With experience came an even more accurate jump shot, and by 1984-85 David Wingate had topped 50 percent shooting in Big East play. He passed the 1,000 point mark midway through his junior season, finishing second in scoring for a third consecutive season. Wingate was often paired defensively against the league's best, none more so than in the 1985 NCAA semifinal versus St. John's.
St. John's and Georgetown were meeting for the fourth time that season, each having been #1 or #2 most of the season. The Redmen were carried by Chris Mullin, who had averaged 25.8 points in his last eight games against the Hoyas, none for less than for 20 points. The Redmen were 4-4 in games over the last three years with Georgetown, a number no other school could match.
For the semifinal, St. John's needed a big game from Mullin to advance to the final. Instead, Wingate was on Mullin like a blanket, holding the All-American to just 4-8 shooting and eight points overall, the fewest points Mullin had posted on a Georgetown team since his freshman year. Wingate's defensive stops on Mullin ended St. John's title hopes in a 77-59 rout. Two nights later, Wingate led the Hoyas with 16 points in the season finale versus Villanova, but even he couldn't put a halt to Villanova's 90% second half shooting run.
For his senior season, Wingate and former Dunbar teammate Reggie Williams simply owned the Hoya scoring charts. Either or both men led the team in scoring for all but three games, with Wingate averaging 15.9 points, second to Williams and a runner up for his fourth straight year, A workhorse for that season, Wingate played nearly 1,000 minutes on the court without a foul-out, and proved to be a reliable scoring option on days whether Reggie was hot or cold. Wingate matched his career high 26 on his final home game of the season, a 93-62 win over Pittsburgh, while his defense bailed out the Hoyas five days later in a narrow one point win over the Panthers in the first round of the Big East tournament. Despite having never led his team in scoring, Wingate graduated in 1986 as the school's third all-time scorer, trailing only Eric Floyd and Patrick Ewing.
It is understandable, though, that Wingate never quite got the attention that befell Ewing or Williams. He was a second team all-conference selection twice, but never a first team pick, and was not selected to an All-America team once during his four years. He fell to a second round pick in the 1986 draft, picked behind such names as Dwayne Washington, Walter Berry, Harold Pressley, Rafael Addison, and even ex-Georgetown transfer Anthony Jones. Wingate stayed in the league longer than any of them.
Chosen by the Philadelphia 76ers with the 44th selection, the versatile Wingate managed a 15 year NBA career among seven teams, including leading the Charlotte Hornets in shooting percentage in 1992-93 with a 53 percent mark. For his career, Wingate averaged 5.6 per game but 12.6 points per 40 minute interval, a recognition that he was a valuable player in short spurts.

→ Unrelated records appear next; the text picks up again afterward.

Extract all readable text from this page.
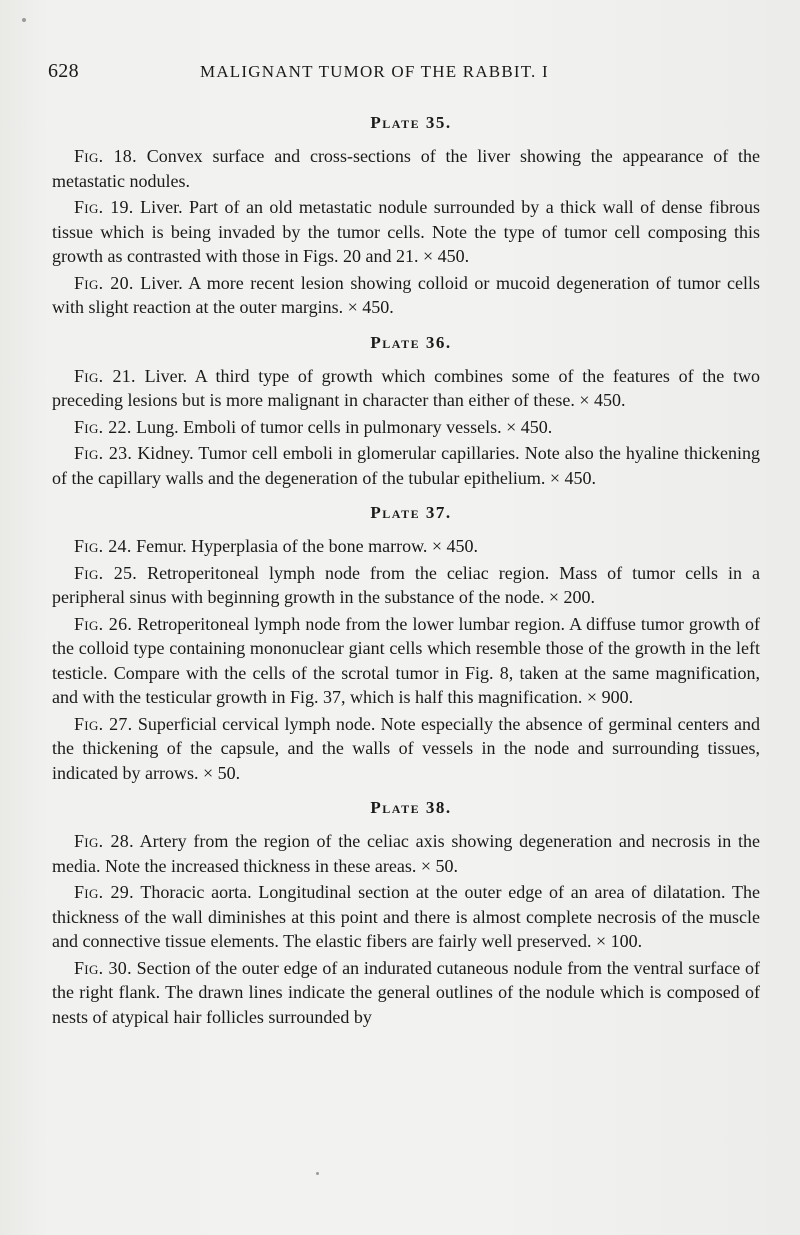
628	MALIGNANT TUMOR OF THE RABBIT. I
Plate 35.

Fig. 18. Convex surface and cross-sections of the liver showing the appearance of the metastatic nodules.

Fig. 19. Liver. Part of an old metastatic nodule surrounded by a thick wall of dense fibrous tissue which is being invaded by the tumor cells. Note the type of tumor cell composing this growth as contrasted with those in Figs. 20 and 21. × 450.

Fig. 20. Liver. A more recent lesion showing colloid or mucoid degeneration of tumor cells with slight reaction at the outer margins. × 450.

Plate 36.

Fig. 21. Liver. A third type of growth which combines some of the features of the two preceding lesions but is more malignant in character than either of these. × 450.

Fig. 22. Lung. Emboli of tumor cells in pulmonary vessels. × 450.

Fig. 23. Kidney. Tumor cell emboli in glomerular capillaries. Note also the hyaline thickening of the capillary walls and the degeneration of the tubular epithelium. × 450.

Plate 37.

Fig. 24. Femur. Hyperplasia of the bone marrow. × 450.

Fig. 25. Retroperitoneal lymph node from the celiac region. Mass of tumor cells in a peripheral sinus with beginning growth in the substance of the node. × 200.

Fig. 26. Retroperitoneal lymph node from the lower lumbar region. A diffuse tumor growth of the colloid type containing mononuclear giant cells which resemble those of the growth in the left testicle. Compare with the cells of the scrotal tumor in Fig. 8, taken at the same magnification, and with the testicular growth in Fig. 37, which is half this magnification. × 900.

Fig. 27. Superficial cervical lymph node. Note especially the absence of germinal centers and the thickening of the capsule, and the walls of vessels in the node and surrounding tissues, indicated by arrows. × 50.

Plate 38.

Fig. 28. Artery from the region of the celiac axis showing degeneration and necrosis in the media. Note the increased thickness in these areas. × 50.

Fig. 29. Thoracic aorta. Longitudinal section at the outer edge of an area of dilatation. The thickness of the wall diminishes at this point and there is almost complete necrosis of the muscle and connective tissue elements. The elastic fibers are fairly well preserved. × 100.

Fig. 30. Section of the outer edge of an indurated cutaneous nodule from the ventral surface of the right flank. The drawn lines indicate the general outlines of the nodule which is composed of nests of atypical hair follicles surrounded by
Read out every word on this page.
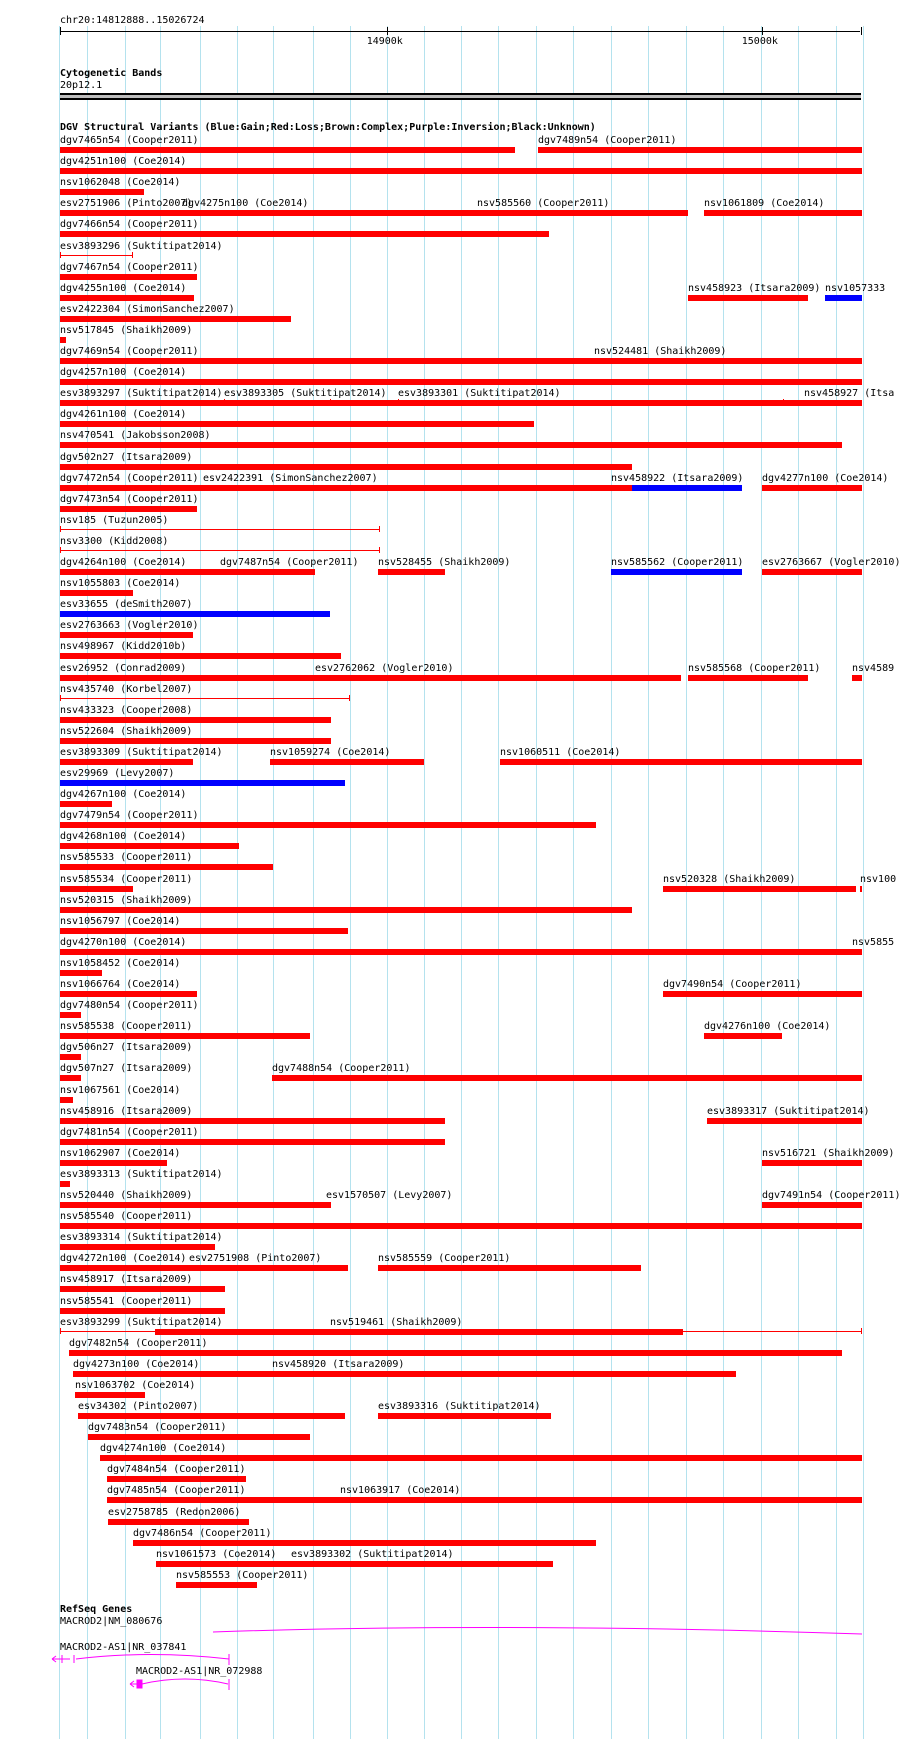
chr20:14812888..15026724
14900k	15000k
Cytogenetic Bands
20p12.1
DGV Structural Variants (Blue:Gain;Red:Loss;Brown:Complex;Purple:Inversion;Black:Unknown)
dgv7465n54 (Cooper2011)	dgv7489n54 (Cooper2011)
dgv4251n100 (Coe2014)
nsv1062048 (Coe2014)
dgv4275n100 (Coe2014)	nsv585560 (Cooper2011)	nsv1061809 (Coe2014)
esv2751906 (Pinto2007)
nsv458923 (Itsara2009) nsv1057333
dgv7466n54 (Cooper2011)
nsv524481 (Shaikh2009)
esv3893296 (Suktitipat2014)
esv3893305 (Suktitipat2014) esv3893301 (Suktitipat2014)	nsv458927 (Itsa
dgv7467n54 (Cooper2011)
esv2422391 (SimonSanchez2007)	nsv458922 (Itsara2009) dgv4277n100 (Coe2014)
dgv4255n100 (Coe2014)
dgv7487n54 (Cooper2011) nsv528455 (Shaikh2009)	nsv585562 (Cooper2011) esv2763667 (Vogler2010)
esv2422304 (SimonSanchez2007)
esv2762062 (Vogler2010)	nsv585568 (Cooper2011)	nsv4589
nsv517845 (Shaikh2009)
nsv1059274 (Coe2014)	nsv1060511 (Coe2014)
dgv7469n54 (Cooper2011)
dgv4257n100 (Coe2014)
esv3893297 (Suktitipat2014)
dgv4261n100 (Coe2014)
nsv520328 (Shaikh2009)	nsv100
nsv470541 (Jakobsson2008)
nsv5855
dgv502n27 (Itsara2009)
dgv7490n54 (Cooper2011)
dgv7472n54 (Cooper2011)
dgv4276n100 (Coe2014)
dgv7473n54 (Cooper2011)
dgv7488n54 (Cooper2011)
nsv185 (Tuzun2005)
esv3893317 (Suktitipat2014)
nsv3300 (Kidd2008)
nsv516721 (Shaikh2009)
dgv4264n100 (Coe2014)
esv1570507 (Levy2007)	dgv7491n54 (Cooper2011)
nsv1055803 (Coe2014)
esv2751908 (Pinto2007)	nsv585559 (Cooper2011)
esv33655 (deSmith2007)
nsv519461 (Shaikh2009)
esv2763663 (Vogler2010)
nsv458920 (Itsara2009)
nsv498967 (Kidd2010b)
esv3893316 (Suktitipat2014)
esv26952 (Conrad2009)
nsv435740 (Korbel2007)
nsv433323 (Cooper2008)
nsv1063917 (Coe2014)
nsv522604 (Shaikh2009)
esv3893309 (Suktitipat2014)
esv3893302 (Suktitipat2014)
esv29969 (Levy2007)
dgv4267n100 (Coe2014)
dgv7479n54 (Cooper2011)
dgv4268n100 (Coe2014)
nsv585533 (Cooper2011)
nsv585534 (Cooper2011)
nsv520315 (Shaikh2009)
nsv1056797 (Coe2014)
dgv4270n100 (Coe2014)
nsv1058452 (Coe2014)
nsv1066764 (Coe2014)
dgv7480n54 (Cooper2011)
nsv585538 (Cooper2011)
dgv506n27 (Itsara2009)
dgv507n27 (Itsara2009)
nsv1067561 (Coe2014)
nsv458916 (Itsara2009)
dgv7481n54 (Cooper2011)
nsv1062907 (Coe2014)
esv3893313 (Suktitipat2014)
nsv520440 (Shaikh2009)
nsv585540 (Cooper2011)
esv3893314 (Suktitipat2014)
dgv4272n100 (Coe2014)
nsv458917 (Itsara2009)
nsv585541 (Cooper2011)
esv3893299 (Suktitipat2014)
dgv7482n54 (Cooper2011)
dgv4273n100 (Coe2014)
nsv1063702 (Coe2014)
esv34302 (Pinto2007)
dgv7483n54 (Cooper2011)
dgv4274n100 (Coe2014)
dgv7484n54 (Cooper2011)
dgv7485n54 (Cooper2011)
esv2758785 (Redon2006)
dgv7486n54 (Cooper2011)
nsv1061573 (Coe2014)
nsv585553 (Cooper2011)
RefSeq Genes
MACROD2|NM_080676
MACROD2-AS1|NR_037841
MACROD2-AS1|NR_072988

Throughout his NBA career, knee problems literally wore away at Wingate's quickness to the basket and his ability to connect on medium range jump shots. Still, he remained a valuable defender to the end. As noted by Chris Sortwell in his recap of the Thompson era's finest, "his lack of range on his jump shot [kept] him from starting and his defense [kept] him from leaving."
Among Georgetown players of his era, David Wingate ranks among the very best. He started more games (137) than all but one player in school history, and still ranks among the top ten in field goals, free throws, assists and steals. Over his four years, Georgetown's teams were a combined 115-24 (.827), losing only four games at home over a three year span.
David Wingate's ability to combine hard-nosed defense with offensive versatility provided Georgetown an edge that drove it to unprecedented heights in the 1980's. For those who migth have forgotten his contributions to the Georgetown legacy, rest assured that players like Jim Master and Chris Mullin haven't.